Monday, April 26, 2010




Before Rosseau and Voltaire, France produced three influential thinkers that would also influence the enlightenment and the direction in which it carried itself. These three thinkers were Michel de Montaigne, Rene Descartes and Blaise Pascal. Michel de Montaigne was a thinker who established and believed that everyone, no matter where they were from, had their own code of morality and ethics that they followed to perfection and made everyone different and unique in comparison to one another. Because of this, no one set of codes or values should be better than any other and no one should impose on any other persons set of codes or values. Rene Descartes introduced the phrase "i think, therefore i am". This was his way of showing us all that we had the ability, reasoning and logic within us to acknowledge our existence as well as that of god with some applied mathematics as well.

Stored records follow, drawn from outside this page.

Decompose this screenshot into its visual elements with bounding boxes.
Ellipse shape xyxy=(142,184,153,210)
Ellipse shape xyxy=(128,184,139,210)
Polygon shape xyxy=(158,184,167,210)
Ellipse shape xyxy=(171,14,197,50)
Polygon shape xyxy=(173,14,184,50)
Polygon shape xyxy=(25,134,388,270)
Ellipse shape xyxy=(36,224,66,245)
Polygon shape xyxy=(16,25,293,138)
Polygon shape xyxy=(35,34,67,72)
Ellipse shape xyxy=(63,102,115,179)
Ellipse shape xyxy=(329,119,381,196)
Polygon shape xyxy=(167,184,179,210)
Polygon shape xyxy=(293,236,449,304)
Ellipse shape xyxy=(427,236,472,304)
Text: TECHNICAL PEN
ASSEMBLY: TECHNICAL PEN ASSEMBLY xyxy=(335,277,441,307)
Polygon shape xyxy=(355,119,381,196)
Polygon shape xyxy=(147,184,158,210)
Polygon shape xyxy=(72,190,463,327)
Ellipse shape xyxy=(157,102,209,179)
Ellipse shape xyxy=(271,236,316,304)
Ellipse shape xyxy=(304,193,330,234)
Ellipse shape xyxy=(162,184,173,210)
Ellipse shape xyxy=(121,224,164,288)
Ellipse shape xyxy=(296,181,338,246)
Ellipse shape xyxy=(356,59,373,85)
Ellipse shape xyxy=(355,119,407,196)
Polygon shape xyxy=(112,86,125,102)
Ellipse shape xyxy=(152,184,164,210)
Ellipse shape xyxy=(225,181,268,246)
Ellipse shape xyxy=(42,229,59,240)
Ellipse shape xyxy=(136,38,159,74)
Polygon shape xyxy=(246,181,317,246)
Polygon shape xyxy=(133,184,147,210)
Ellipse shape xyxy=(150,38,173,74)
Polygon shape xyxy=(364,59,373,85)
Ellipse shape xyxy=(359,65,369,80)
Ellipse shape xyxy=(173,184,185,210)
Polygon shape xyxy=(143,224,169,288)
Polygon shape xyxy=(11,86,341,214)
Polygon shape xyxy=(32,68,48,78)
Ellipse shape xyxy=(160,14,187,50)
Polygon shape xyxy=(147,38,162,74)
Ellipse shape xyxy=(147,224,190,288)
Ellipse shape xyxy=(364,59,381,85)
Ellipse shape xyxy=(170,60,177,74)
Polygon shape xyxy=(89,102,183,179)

Finally, Blaise de Pascal was more in tune with the emotions within someone and how natural and pure they were. He didnt believe one could apply mathematics, reason and logic to areas of faith and emotion as Descartes believed. Instead, he simply said "the heart has its reasons, which reason knows not".

-franchesko

information taken from http://www.dummies.com/how-to/content/examining-some-key-thinkers-of-the-enlightenment.html
Before the enlightenment, which many believe to has had its roots in the 18th century, came the renaissance. Approximately two centuries before the enlightenment, something of the same concept was occurring in Europe. Realistic thinking, changes in scientific thinking and philosophical thinking all made themselves present during the renaissance, with people like Nicholas Copernicus, who introduced the idea that the earth moved around the sun and not the other way around, which revolutionized the everyones view on astronomy. Several years later, Galileo, who we all associate with the telescope, confirmed that Copernicus had been right after performing several mathematical calculations and by using his trusty telescope. Granted, these discoveries caused tension within the church, but they also changed ways of thinking around the world; the groundwork for what was to become the enlightenment had been laid.